If the gold value decreases substantially, it may result in the total liability shooting up considerably in relation to the total market value of the gold. In case of non-repayment in such a case, the lender may put your gold collateral up for auction to recover outstanding. Hence it is imperative to always check gold loan eligibility in fluctuating gold markets to keep a check on the possible margin calls you may receive on your existing gold loans.
Institutions continuously reevaluate the value of the underlying gold collateral as and when the gold price changes. This helps them have a track on the risk exposure, and various lending ratios as set forth by the regulators.
Institutions are quick to react to changes in policies such as a revision in the LTV ratio of change in the gold loan interest rates. Thai allows them to stay compliant with the regulations, be competitive with their competitors, and offer best possible services to the customers. Lenders like indiagold are often considered as the first ones to react to the policy changes and implement the same towards increasing the customer satisfaction.
During price volatility, the lenders usually do a more stringent assessment, as due to the underlying price movement, the risk exposure may change significantly in a matter of days!
Fluctuating gold prices and loans goes hand in hand, and there are various strategies which may help the borrowers with their gold loans in times of price fluctuation!
Monitoring gold prices actively helps in understanding the causes of sharp changes in prices, and also helps understand how and when to take advantage of a sudden price movement. By doing so, a person planning to borrow against their gold can wait for the right price or pull the trigger at the right price and get maximum money as a loan for their gold.
Gold prices are driven by a host of factors as we discussed earlier in the article. To avoid surpassing the maximum LTV triggered by a price fluctuation and essentially managing a buffer, timely repayment can really help. Also, it would be prudent if the borrower makes regular payment towards their due principal to ensure that they don’t receive a margin call due to a bigg change in the price levels.

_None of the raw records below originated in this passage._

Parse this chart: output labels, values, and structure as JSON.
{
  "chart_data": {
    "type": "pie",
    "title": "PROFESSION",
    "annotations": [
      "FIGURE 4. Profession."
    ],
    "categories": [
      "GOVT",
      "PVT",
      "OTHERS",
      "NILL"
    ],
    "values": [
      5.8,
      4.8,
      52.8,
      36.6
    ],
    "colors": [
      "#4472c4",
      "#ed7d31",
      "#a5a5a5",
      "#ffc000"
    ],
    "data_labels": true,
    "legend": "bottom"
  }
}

Fixed interest rates, as the name suggests, fixes the interest rates at the start of the loan, whereas, with floating interest rates, the applicable rates change as and when there is a change in the bank rate or applicable lending rate by the central bank. It is prudent to take a calculated approach and choose the option which most aligns with effectively low cost paid in the form of interest payments.
Generally, short term loans attract lower interest rates. Hence, if there is a relief in terms of lower interest rates available for short term loans, and the requirement too is for a short term, then it is prudent to opt for a short-term loan to save on some interest related costs.
The Reserve bank of India (RBO\I) has put forth the regulations regarding the Loan to value (LTV) ratio. As per this regulation, the lenders can give a maximum of 75% as gold loan in relation to the value of the gold. These guidelines aim to ensure that the lenders have the room to accommodate their risk exposure for frequent price changes of gold. Among the sea of lenders, indiagold shines among the very few lenders that offer highest LTV to its borrowers.
The lenders are supposed to follow set guidelines before proceeding with auctioning of the gold to recover the dues. The borrower is to be given sufficient communications, and notices. And the auction details like date, day, and collateral detail to be published in advance.